Recommendations to Address Identified Gaps:

  1. An additional article should be drafted and included in the Delegated Regulation, specifying that the assessment leading to the inclusion of an antimicrobial on the reserved list shall be published to ensure the predictability and transparency of the process.
  2. Language establishing a process for removing antimicrobials from the reserved list when new medical innovations are discovered, or medical practices change the importance of an antimicrobial to human health, should also be included in the Delegated Regulation.
  3. In accordance with previous rulings of the ECJ on the issue of cooperation mechanisms, the Delegated Act should include additional provisions for cooperation with third countries and regions outside of the EU which will be impacted by the Delegated Regulation.
  4. A Guidance document identifying specific definitions and thresholds for “robust evidence” and “scientific evidence”, and the process for assessment of an antimicrobial under the criteria set out in the Delegated Regulation should be developed and published ahead of the drafting of the Implementing Act setting out the list of antimicrobials reserved for human use.

3. Recommendations for clarifications of language or terminology

Further clarification is needed for the terms:

  1. Sole/last resort

  2. Authorisation

4. Recommended line edits:

  1. All references to “group(s) of antimicrobials” should be removed from both the Draft Delegated Regulation and the Draft Annex to align with the wording in Article 37(4) of Regulation (EU) 2019/6, under which the Draft Delegate Regulation and Annex will be established.
  2. In the Draft Annex, Section A.2(a) should be modified to read “the antimicrobial phenotype(s) of the relevant microorganisms causing infection, including multidrug resistance.” The focus on relevance is important for assessing the proportionality of the response and the process of the applying the criteria.
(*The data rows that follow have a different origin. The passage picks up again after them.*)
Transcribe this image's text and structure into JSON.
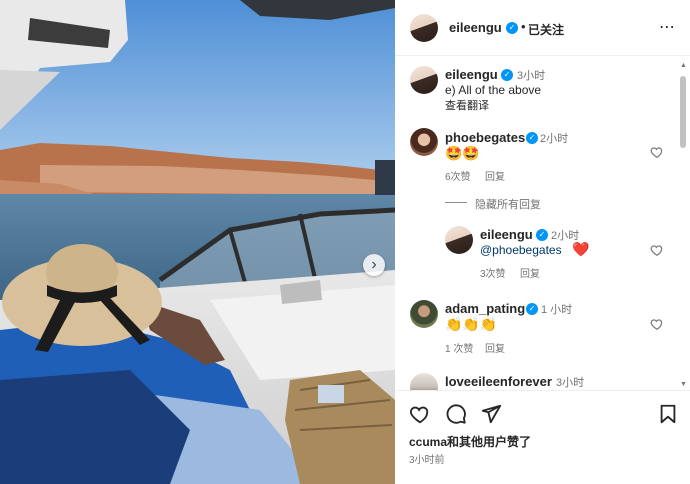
{
  "header": {
    "username": "eileengu",
    "dot": "•",
    "follow_state": "已关注",
    "more_icon": "more-horizontal-icon"
  },
  "caption": {
    "username": "eileengu",
    "time": "3小时",
    "text": "e) All of the above",
    "translate": "查看翻译"
  },
  "comments": [
    {
      "username": "phoebegates",
      "time": "2小时",
      "emoji": "🤩🤩",
      "likes": "6次赞",
      "reply": "回复"
    },
    {
      "hide_replies": "隐藏所有回复"
    },
    {
      "username": "eileengu",
      "time": "2小时",
      "mention": "@phoebegates",
      "emoji": "❤️",
      "likes": "3次赞",
      "reply": "回复"
    },
    {
      "username": "adam_pating",
      "time": "1 小时",
      "emoji": "👏👏👏",
      "likes": "1 次赞",
      "reply": "回复"
    },
    {
      "username": "loveeileenforever",
      "time": "3小时"
    }
  ],
  "actions": {
    "likes_text": "ccuma和其他用户赞了",
    "posted_time": "3小时前",
    "icons": [
      "heart-icon",
      "comment-icon",
      "share-icon",
      "bookmark-icon"
    ]
  },
  "colors": {
    "verified": "#0095f6",
    "mention": "#00376b",
    "secondary_text": "#737373"
  }
}
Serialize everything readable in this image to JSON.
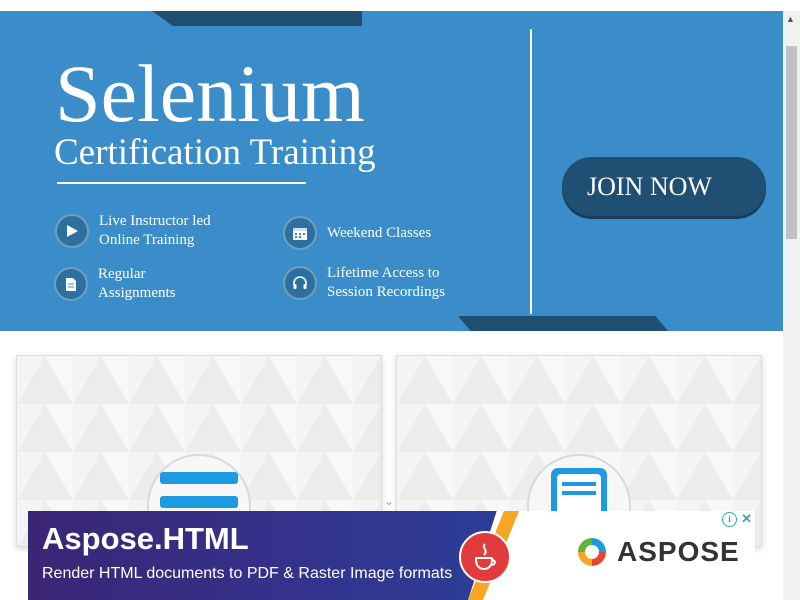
{
  "banner": {
    "title": "Selenium",
    "subtitle": "Certification Training",
    "features": [
      {
        "icon": "play-icon",
        "label": "Live Instructor led\nOnline Training"
      },
      {
        "icon": "calendar-icon",
        "label": "Weekend Classes"
      },
      {
        "icon": "document-icon",
        "label": "Regular\nAssignments"
      },
      {
        "icon": "headphones-icon",
        "label": "Lifetime Access to\nSession Recordings"
      }
    ],
    "cta_label": "JOIN NOW",
    "colors": {
      "background": "#3a8dc8",
      "accent": "#1f4f72"
    }
  },
  "cards": [
    {
      "icon": "menu-list-icon"
    },
    {
      "icon": "document-lines-icon"
    }
  ],
  "ad": {
    "title": "Aspose.HTML",
    "subtitle": "Render HTML documents to PDF & Raster Image formats",
    "brand": "ASPOSE",
    "info_icon": "info-icon",
    "close_icon": "close-icon"
  }
}
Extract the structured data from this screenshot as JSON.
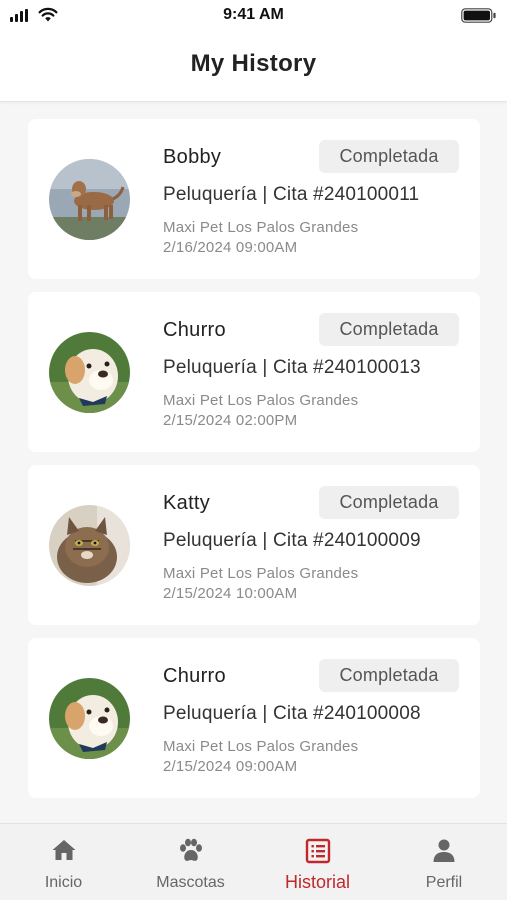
{
  "status_bar": {
    "time": "9:41 AM"
  },
  "header": {
    "title": "My History"
  },
  "appointments": [
    {
      "pet_name": "Bobby",
      "status": "Completada",
      "service": "Peluquería | Cita #240100011",
      "location": "Maxi Pet Los Palos Grandes",
      "datetime": "2/16/2024 09:00AM",
      "avatar_icon": "dog-photo"
    },
    {
      "pet_name": "Churro",
      "status": "Completada",
      "service": "Peluquería | Cita #240100013",
      "location": "Maxi Pet Los Palos Grandes",
      "datetime": "2/15/2024 02:00PM",
      "avatar_icon": "dog-photo"
    },
    {
      "pet_name": "Katty",
      "status": "Completada",
      "service": "Peluquería | Cita #240100009",
      "location": "Maxi Pet Los Palos Grandes",
      "datetime": "2/15/2024 10:00AM",
      "avatar_icon": "cat-photo"
    },
    {
      "pet_name": "Churro",
      "status": "Completada",
      "service": "Peluquería | Cita #240100008",
      "location": "Maxi Pet Los Palos Grandes",
      "datetime": "2/15/2024 09:00AM",
      "avatar_icon": "dog-photo"
    }
  ],
  "tabs": [
    {
      "label": "Inicio",
      "icon": "home-icon",
      "active": false
    },
    {
      "label": "Mascotas",
      "icon": "paw-icon",
      "active": false
    },
    {
      "label": "Historial",
      "icon": "list-icon",
      "active": true
    },
    {
      "label": "Perfil",
      "icon": "person-icon",
      "active": false
    }
  ],
  "colors": {
    "accent": "#c0282c",
    "background": "#f6f6f6",
    "card": "#ffffff",
    "status_pill": "#efefef",
    "muted_text": "#8a8a8a"
  }
}
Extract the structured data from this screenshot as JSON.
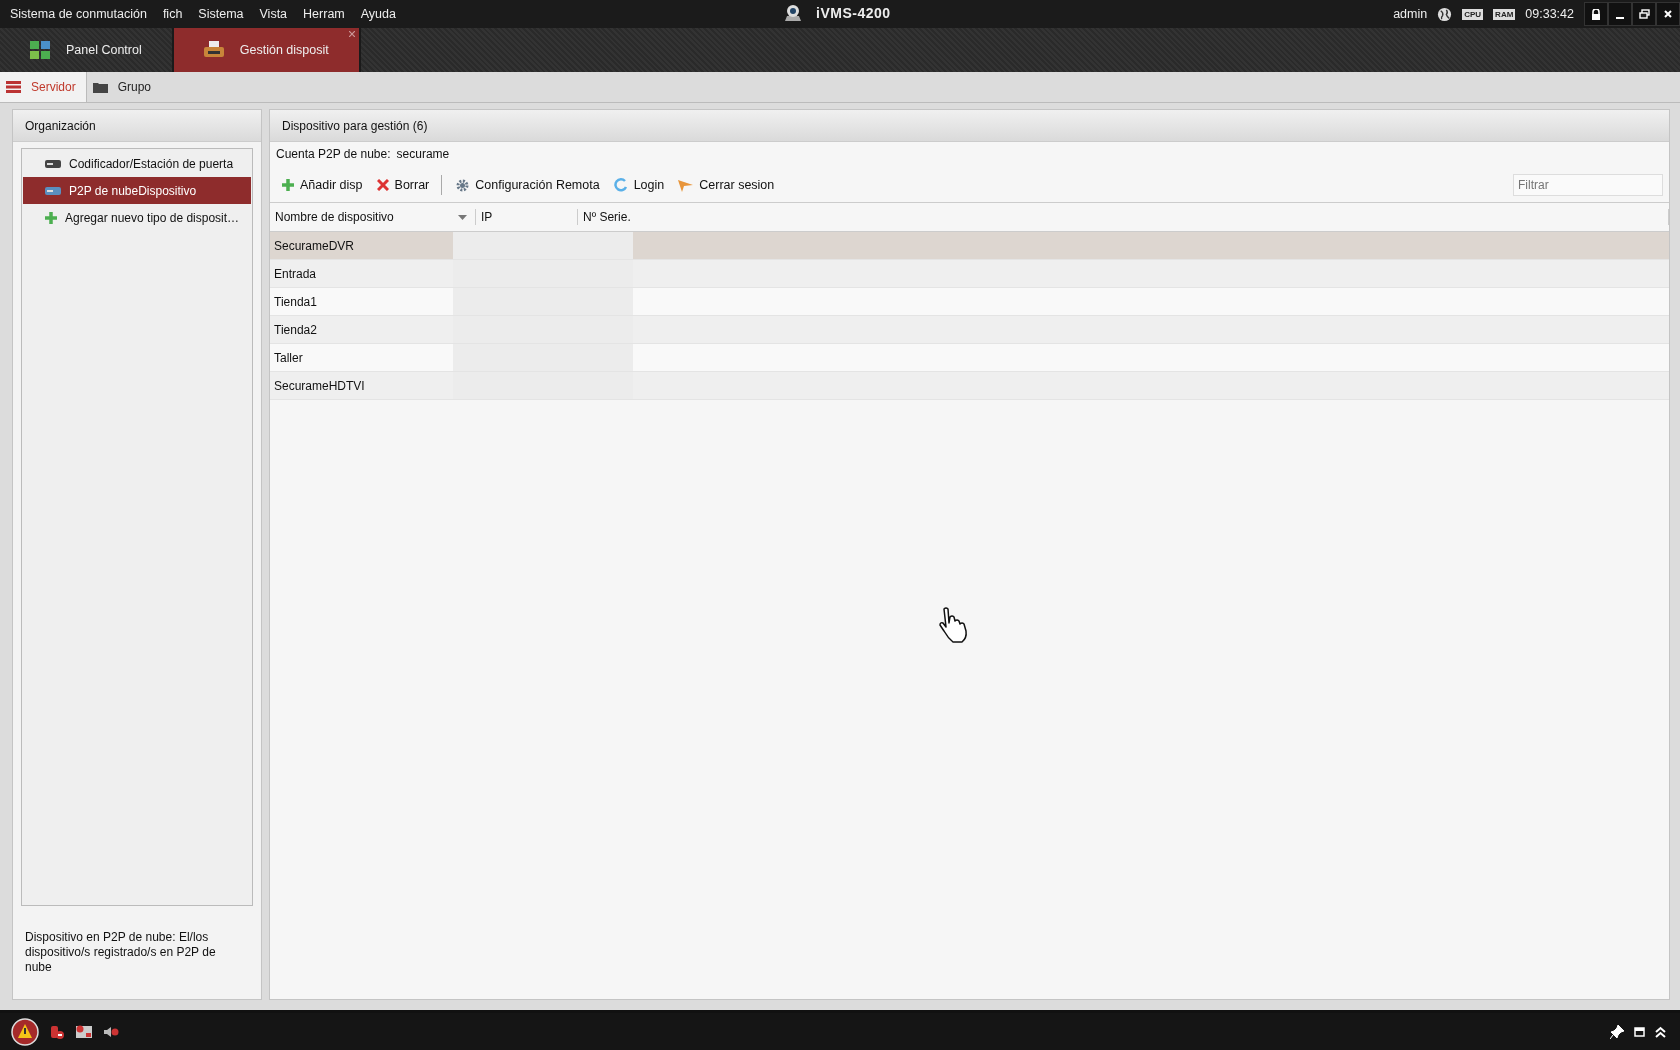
{
  "menu": [
    "Sistema de conmutación",
    "fich",
    "Sistema",
    "Vista",
    "Herram",
    "Ayuda"
  ],
  "app_title": "iVMS-4200",
  "status": {
    "user": "admin",
    "indicators": [
      {
        "label": "CPU"
      },
      {
        "label": "RAM"
      }
    ],
    "time": "09:33:42"
  },
  "main_tabs": [
    {
      "label": "Panel Control",
      "selected": false,
      "kind": "panel"
    },
    {
      "label": "Gestión disposit",
      "selected": true,
      "kind": "devices"
    }
  ],
  "sub_tabs": [
    {
      "label": "Servidor",
      "selected": true,
      "kind": "server"
    },
    {
      "label": "Grupo",
      "selected": false,
      "kind": "group"
    }
  ],
  "sidebar": {
    "title": "Organización",
    "items": [
      {
        "label": "Codificador/Estación de puerta",
        "selected": false,
        "kind": "device"
      },
      {
        "label": "P2P de nubeDispositivo",
        "selected": true,
        "kind": "cloud"
      },
      {
        "label": "Agregar nuevo tipo de disposit…",
        "selected": false,
        "kind": "add"
      }
    ],
    "description": "Dispositivo en P2P de nube: El/los dispositivo/s registrado/s en P2P de nube"
  },
  "panel": {
    "title": "Dispositivo para gestión (6)",
    "account_label": "Cuenta P2P de nube:",
    "account": "securame",
    "toolbar": [
      {
        "label": "Añadir disp",
        "kind": "add"
      },
      {
        "label": "Borrar",
        "kind": "delete"
      },
      {
        "label": "Configuración Remota",
        "kind": "config"
      },
      {
        "label": "Login",
        "kind": "login"
      },
      {
        "label": "Cerrar sesion",
        "kind": "logout"
      }
    ],
    "filter": {
      "placeholder": "Filtrar"
    },
    "table": {
      "columns": [
        "Nombre de dispositivo",
        "IP",
        "Nº Serie."
      ],
      "rows": [
        {
          "name": "SecurameDVR",
          "selected": true
        },
        {
          "name": "Entrada",
          "selected": false
        },
        {
          "name": "Tienda1",
          "selected": false
        },
        {
          "name": "Tienda2",
          "selected": false
        },
        {
          "name": "Taller",
          "selected": false
        },
        {
          "name": "SecurameHDTVI",
          "selected": false
        }
      ]
    }
  }
}
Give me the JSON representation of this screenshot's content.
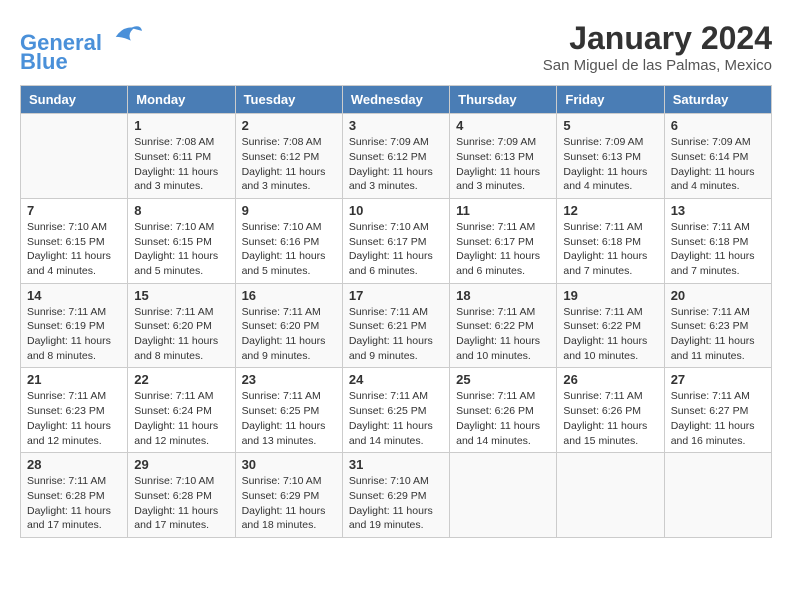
{
  "header": {
    "logo_line1": "General",
    "logo_line2": "Blue",
    "month_title": "January 2024",
    "location": "San Miguel de las Palmas, Mexico"
  },
  "days_of_week": [
    "Sunday",
    "Monday",
    "Tuesday",
    "Wednesday",
    "Thursday",
    "Friday",
    "Saturday"
  ],
  "weeks": [
    [
      {
        "day": "",
        "sunrise": "",
        "sunset": "",
        "daylight": ""
      },
      {
        "day": "1",
        "sunrise": "Sunrise: 7:08 AM",
        "sunset": "Sunset: 6:11 PM",
        "daylight": "Daylight: 11 hours and 3 minutes."
      },
      {
        "day": "2",
        "sunrise": "Sunrise: 7:08 AM",
        "sunset": "Sunset: 6:12 PM",
        "daylight": "Daylight: 11 hours and 3 minutes."
      },
      {
        "day": "3",
        "sunrise": "Sunrise: 7:09 AM",
        "sunset": "Sunset: 6:12 PM",
        "daylight": "Daylight: 11 hours and 3 minutes."
      },
      {
        "day": "4",
        "sunrise": "Sunrise: 7:09 AM",
        "sunset": "Sunset: 6:13 PM",
        "daylight": "Daylight: 11 hours and 3 minutes."
      },
      {
        "day": "5",
        "sunrise": "Sunrise: 7:09 AM",
        "sunset": "Sunset: 6:13 PM",
        "daylight": "Daylight: 11 hours and 4 minutes."
      },
      {
        "day": "6",
        "sunrise": "Sunrise: 7:09 AM",
        "sunset": "Sunset: 6:14 PM",
        "daylight": "Daylight: 11 hours and 4 minutes."
      }
    ],
    [
      {
        "day": "7",
        "sunrise": "Sunrise: 7:10 AM",
        "sunset": "Sunset: 6:15 PM",
        "daylight": "Daylight: 11 hours and 4 minutes."
      },
      {
        "day": "8",
        "sunrise": "Sunrise: 7:10 AM",
        "sunset": "Sunset: 6:15 PM",
        "daylight": "Daylight: 11 hours and 5 minutes."
      },
      {
        "day": "9",
        "sunrise": "Sunrise: 7:10 AM",
        "sunset": "Sunset: 6:16 PM",
        "daylight": "Daylight: 11 hours and 5 minutes."
      },
      {
        "day": "10",
        "sunrise": "Sunrise: 7:10 AM",
        "sunset": "Sunset: 6:17 PM",
        "daylight": "Daylight: 11 hours and 6 minutes."
      },
      {
        "day": "11",
        "sunrise": "Sunrise: 7:11 AM",
        "sunset": "Sunset: 6:17 PM",
        "daylight": "Daylight: 11 hours and 6 minutes."
      },
      {
        "day": "12",
        "sunrise": "Sunrise: 7:11 AM",
        "sunset": "Sunset: 6:18 PM",
        "daylight": "Daylight: 11 hours and 7 minutes."
      },
      {
        "day": "13",
        "sunrise": "Sunrise: 7:11 AM",
        "sunset": "Sunset: 6:18 PM",
        "daylight": "Daylight: 11 hours and 7 minutes."
      }
    ],
    [
      {
        "day": "14",
        "sunrise": "Sunrise: 7:11 AM",
        "sunset": "Sunset: 6:19 PM",
        "daylight": "Daylight: 11 hours and 8 minutes."
      },
      {
        "day": "15",
        "sunrise": "Sunrise: 7:11 AM",
        "sunset": "Sunset: 6:20 PM",
        "daylight": "Daylight: 11 hours and 8 minutes."
      },
      {
        "day": "16",
        "sunrise": "Sunrise: 7:11 AM",
        "sunset": "Sunset: 6:20 PM",
        "daylight": "Daylight: 11 hours and 9 minutes."
      },
      {
        "day": "17",
        "sunrise": "Sunrise: 7:11 AM",
        "sunset": "Sunset: 6:21 PM",
        "daylight": "Daylight: 11 hours and 9 minutes."
      },
      {
        "day": "18",
        "sunrise": "Sunrise: 7:11 AM",
        "sunset": "Sunset: 6:22 PM",
        "daylight": "Daylight: 11 hours and 10 minutes."
      },
      {
        "day": "19",
        "sunrise": "Sunrise: 7:11 AM",
        "sunset": "Sunset: 6:22 PM",
        "daylight": "Daylight: 11 hours and 10 minutes."
      },
      {
        "day": "20",
        "sunrise": "Sunrise: 7:11 AM",
        "sunset": "Sunset: 6:23 PM",
        "daylight": "Daylight: 11 hours and 11 minutes."
      }
    ],
    [
      {
        "day": "21",
        "sunrise": "Sunrise: 7:11 AM",
        "sunset": "Sunset: 6:23 PM",
        "daylight": "Daylight: 11 hours and 12 minutes."
      },
      {
        "day": "22",
        "sunrise": "Sunrise: 7:11 AM",
        "sunset": "Sunset: 6:24 PM",
        "daylight": "Daylight: 11 hours and 12 minutes."
      },
      {
        "day": "23",
        "sunrise": "Sunrise: 7:11 AM",
        "sunset": "Sunset: 6:25 PM",
        "daylight": "Daylight: 11 hours and 13 minutes."
      },
      {
        "day": "24",
        "sunrise": "Sunrise: 7:11 AM",
        "sunset": "Sunset: 6:25 PM",
        "daylight": "Daylight: 11 hours and 14 minutes."
      },
      {
        "day": "25",
        "sunrise": "Sunrise: 7:11 AM",
        "sunset": "Sunset: 6:26 PM",
        "daylight": "Daylight: 11 hours and 14 minutes."
      },
      {
        "day": "26",
        "sunrise": "Sunrise: 7:11 AM",
        "sunset": "Sunset: 6:26 PM",
        "daylight": "Daylight: 11 hours and 15 minutes."
      },
      {
        "day": "27",
        "sunrise": "Sunrise: 7:11 AM",
        "sunset": "Sunset: 6:27 PM",
        "daylight": "Daylight: 11 hours and 16 minutes."
      }
    ],
    [
      {
        "day": "28",
        "sunrise": "Sunrise: 7:11 AM",
        "sunset": "Sunset: 6:28 PM",
        "daylight": "Daylight: 11 hours and 17 minutes."
      },
      {
        "day": "29",
        "sunrise": "Sunrise: 7:10 AM",
        "sunset": "Sunset: 6:28 PM",
        "daylight": "Daylight: 11 hours and 17 minutes."
      },
      {
        "day": "30",
        "sunrise": "Sunrise: 7:10 AM",
        "sunset": "Sunset: 6:29 PM",
        "daylight": "Daylight: 11 hours and 18 minutes."
      },
      {
        "day": "31",
        "sunrise": "Sunrise: 7:10 AM",
        "sunset": "Sunset: 6:29 PM",
        "daylight": "Daylight: 11 hours and 19 minutes."
      },
      {
        "day": "",
        "sunrise": "",
        "sunset": "",
        "daylight": ""
      },
      {
        "day": "",
        "sunrise": "",
        "sunset": "",
        "daylight": ""
      },
      {
        "day": "",
        "sunrise": "",
        "sunset": "",
        "daylight": ""
      }
    ]
  ]
}
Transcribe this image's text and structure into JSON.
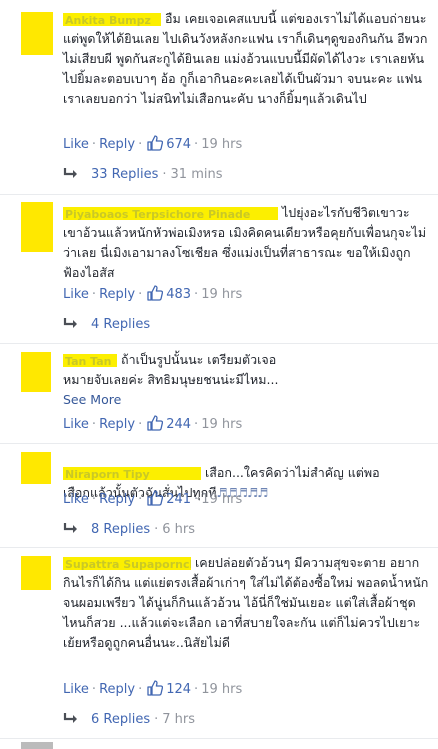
{
  "common": {
    "like_label": "Like",
    "reply_label": "Reply",
    "separator": "·"
  },
  "comments": [
    {
      "name": "Ankita Bumpz",
      "text": "อืม เคยเจอเคสแบบนี้ แต่ของเราไม่ได้แอบถ่ายนะ แต่พูดให้ได้ยินเลย ไปเดินวังหลังกะแฟน เราก็เดินๆดูของกินกัน อีพวกไม่เสียบผี พูดกันสะกูได้ยินเลย แม่งอ้วนแบบนี้มีผัดได้ไงวะ เราเลยหันไปยิ้มละตอบเบาๆ อ้อ กูก็เอากินอะคะเลยได้เป็นผัวมา จบนะคะ แฟนเราเลยบอกว่า ไม่สนิทไม่เสือกนะคับ นางก็ยิ้มๆแล้วเดินไป",
      "likes": "674",
      "time": "19 hrs",
      "replies": "33 Replies",
      "replies_time": "31 mins"
    },
    {
      "name": "Piyaboaos Terpsichore Pinade",
      "text": "ไปยุ่งอะไรกับชีวิตเขาวะ เขาอ้วนแล้วหนักหัวพ่อเมิงหรอ เมิงคิดคนเดียวหรือคุยกับเพื่อนกุจะไม่ว่าเลย นี่เมิงเอามาลงโซเชียล ซึ่งแม่งเป็นที่สาธารณะ ขอให้เมิงถูกฟ้องไอสัส",
      "likes": "483",
      "time": "19 hrs",
      "replies": "4 Replies",
      "replies_time": ""
    },
    {
      "name": "Tan Tan",
      "text": "ถ้าเป็นรูปนั้นนะ เตรียมตัวเจอหมายจับเลยค่ะ สิทธิมนุษยชนน่ะมีไหม...",
      "see_more": "See More",
      "likes": "244",
      "time": "19 hrs",
      "replies": "",
      "replies_time": ""
    },
    {
      "name": "Niraporn Tipy",
      "text": "เสือก...ใครคิดว่าไม่สำคัญ แต่พอเสือกแล้วนั้นตัวฉันสั่นไปทุกที",
      "notes": "♬♬♬♬♬",
      "likes": "241",
      "time": "19 hrs",
      "replies": "8 Replies",
      "replies_time": "6 hrs"
    },
    {
      "name": "Supattra Supapornchai",
      "text": "เคยปล่อยตัวอ้วนๆ มีความสุขจะตาย อยากกินไรก็ได้กิน แต่แย่ตรงเสื้อผ้าเก่าๆ ใส่ไม่ได้ต้องซื้อใหม่ พอลดน้ำหนักจนผอมเพรียว ได้นู่นก็กินแล้วอ้วน ไอ้นี่ก็ใช่มันเยอะ แต่ใส่เสื้อผ้าชุดไหนก็สวย ...แล้วแต่จะเลือก เอาที่สบายใจละกัน แต่ก็ไม่ควรไปเยาะเย้ยหรือดูถูกคนอื่นนะ..นิสัยไม่ดี",
      "likes": "124",
      "time": "19 hrs",
      "replies": "6 Replies",
      "replies_time": "7 hrs"
    }
  ],
  "colors": {
    "link": "#4267b2",
    "meta": "#90949c",
    "censor": "#fcef00"
  }
}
Without a focus on relevance, this could be excessively broad and irrelevant to health outcomes.
  3. In the Draft Annex, Section B.1, the first sentence should be modified as follows “The antimicrobial meets this criterion if one of the following applies for the relevant pathogens”. As above, it is important to make this clear, especially given the current lack of clarity or transparency on the interrelatedness or linkage between the three criteria, and the process of how they will be applied.
  4. In the Draft Annex, Section C(b) could be strengthened by modifying it to refer to “adequate, safe and effective” alternatives being “available and marketed”. While different products may have a similar indication in terms of disease treatment, they may differ in terms of their respective safety or efficacy profiles.